Aslında eğlenceli insanlarız da dozunu mu ayarlayamıyoruz nedir. Ben bilirimcilik oynayıp hep beklenen sonuçla karşılaşıyoruz, birilerinin canı sıkılıyor, birileri ağlıyor.

Bilmesekte soruya cevaben bir şeyler zırvalıyoruz. Hal o ki, "bilmiyorum" desek cevaba giden yolu uzatmamış olacağız.

Her neyse, bir keresinde ihtiyar bir adam "Arkadaşlar sınıfımıza başkan ve yardımcı seçeceğiz adaylar tahtaya çıksın" gibi bir şey demişti. Tüm sınıf tahtaya çıkmıştı.




Hadi kandiller bunu da açıklayın hadi

[Kahramanmaraş] Arapgirli camiin ordan Aslanbey tepesine doğru yürüyordum ihtiyar, sakallı bir adam oturmuş bir ağacın gölgesine elinde tesbihiyle nafile ibadet ediyordu.

Allah şahidimdir ki oradan geçen hiç kimse o adam hakkında "ateist! cehennemlik!" demez. Sakalı var anasını satim, üstelik bırak farz ibadeti nafile ibadet bile yapıyor. Çarpılırsın bak.

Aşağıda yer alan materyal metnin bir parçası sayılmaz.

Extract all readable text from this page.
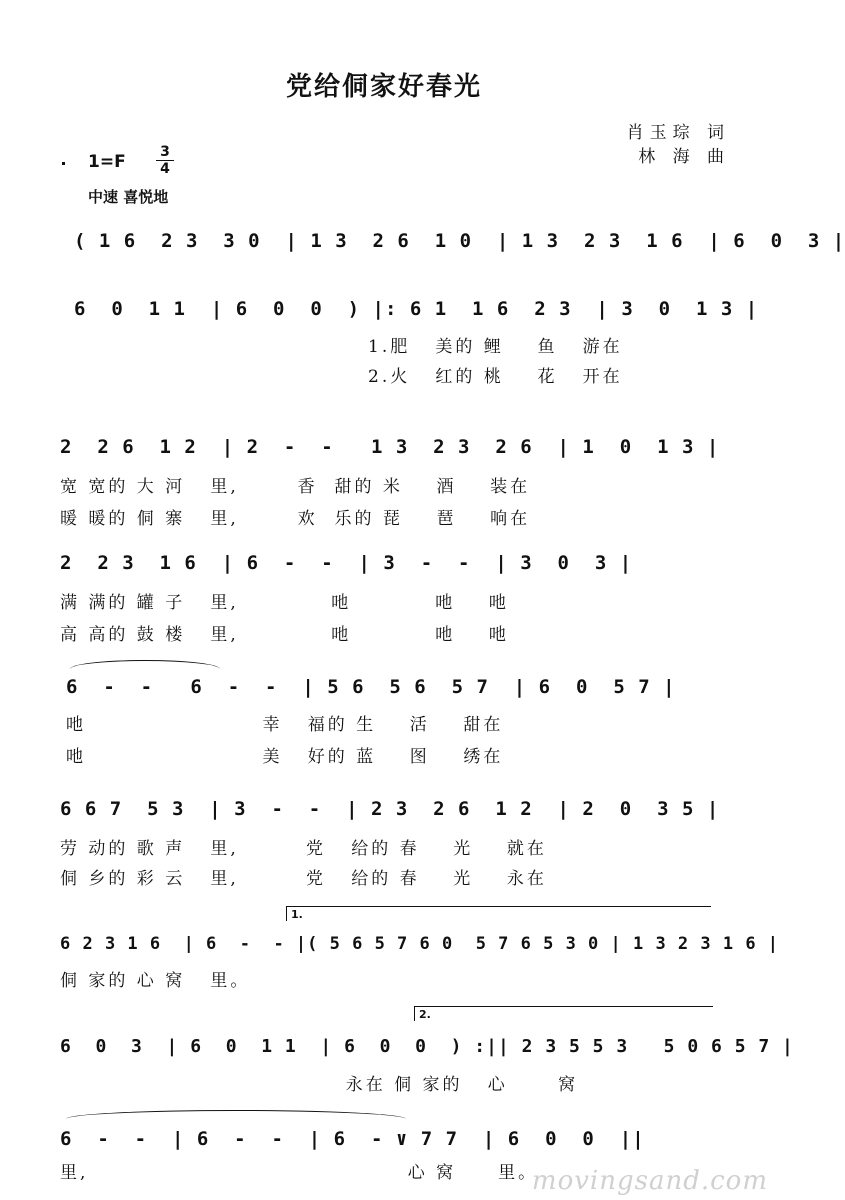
党给侗家好春光
肖玉琮 词
林 海 曲
1=F 3
4
中速 喜悦地
( 1 6  2 3  3 0  | 1 3  2 6  1 0  | 1 3  2 3  1 6  | 6  0  3 |
6  0  1 1  | 6  0  0  ) |: 6 1  1 6  2 3  | 3  0  1 3 |
1.肥   美的 鲤    鱼   游在
2.火   红的 桃    花   开在
2  2 6  1 2  | 2  -  -   1 3  2 3  2 6  | 1  0  1 3 |
宽 宽的 大 河   里,       香  甜的 米    酒    装在
暖 暖的 侗 寨   里,       欢  乐的 琵    琶    响在
2  2 3  1 6  | 6  -  -  | 3  -  -  | 3  0  3 |
满 满的 罐 子   里,           吔          吔    吔
高 高的 鼓 楼   里,           吔          吔    吔
6  -  -   6  -  -  | 5 6  5 6  5 7  | 6  0  5 7 |
吔                     幸   福的 生    活    甜在
吔                     美   好的 蓝    图    绣在
6 6 7  5 3  | 3  -  -  | 2 3  2 6  1 2  | 2  0  3 5 |
劳 动的 歌 声   里,        党   给的 春    光    就在
侗 乡的 彩 云   里,        党   给的 春    光    永在
1.
6 2 3 1 6  | 6  -  - |( 5 6 5 7 6 0  5 7 6 5 3 0 | 1 3 2 3 1 6 |
侗 家的 心 窝   里。
2.
6  0  3  | 6  0  1 1  | 6  0  0  ) :|| 2 3 5 5 3   5 0 6 5 7 |
永在 侗 家的   心      窝
6  -  -  | 6  -  -  | 6  - ∨ 7 7  | 6  0  0  ||
里,                                      心 窝     里。
movingsand.com
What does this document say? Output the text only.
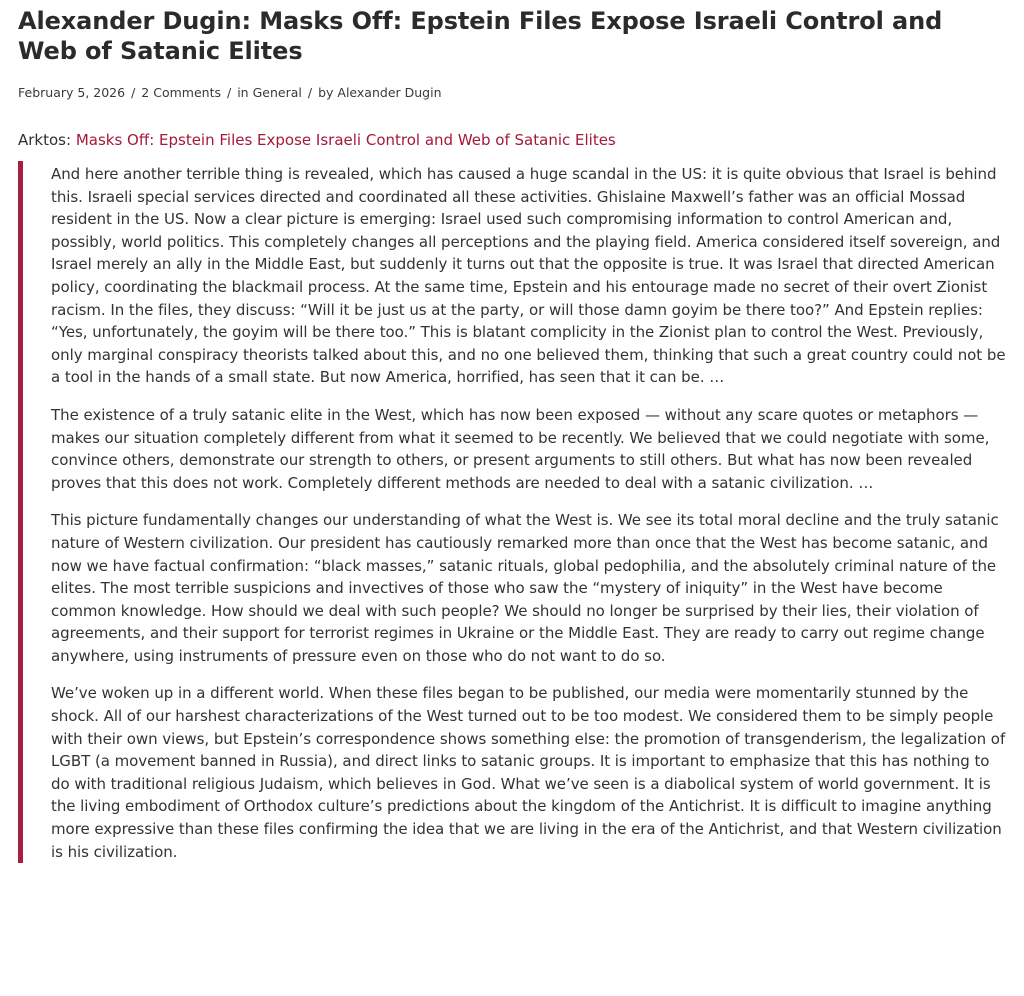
Alexander Dugin: Masks Off: Epstein Files Expose Israeli Control and Web of Satanic Elites
February 5, 2026 / 2 Comments / in General / by Alexander Dugin
Arktos: Masks Off: Epstein Files Expose Israeli Control and Web of Satanic Elites

And here another terrible thing is revealed, which has caused a huge scandal in the US: it is quite obvious that Israel is behind this. Israeli special services directed and coordinated all these activities. Ghislaine Maxwell’s father was an official Mossad resident in the US. Now a clear picture is emerging: Israel used such compromising information to control American and, possibly, world politics. This completely changes all perceptions and the playing field. America considered itself sovereign, and Israel merely an ally in the Middle East, but suddenly it turns out that the opposite is true. It was Israel that directed American policy, coordinating the blackmail process. At the same time, Epstein and his entourage made no secret of their overt Zionist racism. In the files, they discuss: “Will it be just us at the party, or will those damn goyim be there too?” And Epstein replies: “Yes, unfortunately, the goyim will be there too.” This is blatant complicity in the Zionist plan to control the West. Previously, only marginal conspiracy theorists talked about this, and no one believed them, thinking that such a great country could not be a tool in the hands of a small state. But now America, horrified, has seen that it can be. …

The existence of a truly satanic elite in the West, which has now been exposed — without any scare quotes or metaphors — makes our situation completely different from what it seemed to be recently. We believed that we could negotiate with some, convince others, demonstrate our strength to others, or present arguments to still others. But what has now been revealed proves that this does not work. Completely different methods are needed to deal with a satanic civilization. …

This picture fundamentally changes our understanding of what the West is. We see its total moral decline and the truly satanic nature of Western civilization. Our president has cautiously remarked more than once that the West has become satanic, and now we have factual confirmation: “black masses,” satanic rituals, global pedophilia, and the absolutely criminal nature of the elites. The most terrible suspicions and invectives of those who saw the “mystery of iniquity” in the West have become common knowledge. How should we deal with such people? We should no longer be surprised by their lies, their violation of agreements, and their support for terrorist regimes in Ukraine or the Middle East. They are ready to carry out regime change anywhere, using instruments of pressure even on those who do not want to do so.

We’ve woken up in a different world. When these files began to be published, our media were momentarily stunned by the shock. All of our harshest characterizations of the West turned out to be too modest. We considered them to be simply people with their own views, but Epstein’s correspondence shows something else: the promotion of transgenderism, the legalization of LGBT (a movement banned in Russia), and direct links to satanic groups. It is important to emphasize that this has nothing to do with traditional religious Judaism, which believes in God. What we’ve seen is a diabolical system of world government. It is the living embodiment of Orthodox culture’s predictions about the kingdom of the Antichrist. It is difficult to imagine anything more expressive than these files confirming the idea that we are living in the era of the Antichrist, and that Western civilization is his civilization.
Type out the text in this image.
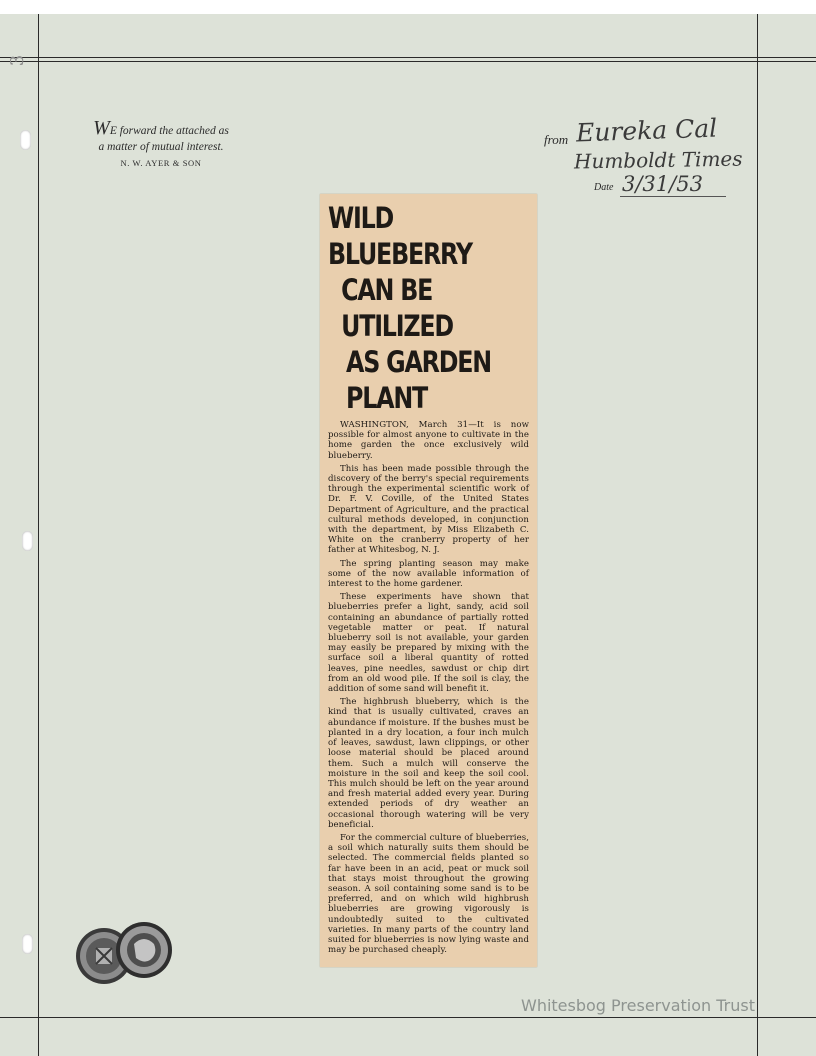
3
WE forward the attached as
a matter of mutual interest.
N. W. AYER & SON
from Eureka Cal
Humboldt Times
Date 3/31/53
WILD BLUEBERRY
CAN BE UTILIZED
AS GARDEN PLANT

WASHINGTON, March 31—It is now possible for almost anyone to cultivate in the home garden the once exclusively wild blueberry.

This has been made possible through the discovery of the berry's special requirements through the experimental scientific work of Dr. F. V. Coville, of the United States Department of Agriculture, and the practical cultural methods developed, in conjunction with the department, by Miss Elizabeth C. White on the cranberry property of her father at Whitesbog, N. J.

The spring planting season may make some of the now available information of interest to the home gardener.

These experiments have shown that blueberries prefer a light, sandy, acid soil containing an abundance of partially rotted vegetable matter or peat. If natural blueberry soil is not available, your garden may easily be prepared by mixing with the surface soil a liberal quantity of rotted leaves, pine needles, sawdust or chip dirt from an old wood pile. If the soil is clay, the addition of some sand will benefit it.

The highbrush blueberry, which is the kind that is usually cultivated, craves an abundance if moisture. If the bushes must be planted in a dry location, a four inch mulch of leaves, sawdust, lawn clippings, or other loose material should be placed around them. Such a mulch will conserve the moisture in the soil and keep the soil cool. This mulch should be left on the year around and fresh material added every year. During extended periods of dry weather an occasional thorough watering will be very beneficial.

For the commercial culture of blueberries, a soil which naturally suits them should be selected. The commercial fields planted so far have been in an acid, peat or muck soil that stays moist throughout the growing season. A soil containing some sand is to be preferred, and on which wild highbrush blueberries are growing vigorously is undoubtedly suited to the cultivated varieties. In many parts of the country land suited for blueberries is now lying waste and may be purchased cheaply.

Whitesbog Preservation Trust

Ağzın göt olur ve daha bir çok iğrenç şey.

Ya o amca cehennemlikse?

Allah toplum olarak bizi cezalandıracaksa her sakallının, her "Allah" diyenin peşinden gitme merakımız yüzünden cezalandırır herhalde.

Kendimizi Allah ile bir tutup insanların takvası hakkında yorum yapıyoruz. "Ooo Ahmet enişte mi keşke o mübareğin eteğine tutunup cennete gidebilsek" ne demek lan? o takvametreni götüne sokmasın zebaniler?

Neyse mesajı almak isteyen alacak yine. Almak istemeyenlerin sadece kandilini kutlayayım. Son mastürbasyonlarınızı yapıp gusül abdesti alın artık. Yatsıya camiide görüşürüz.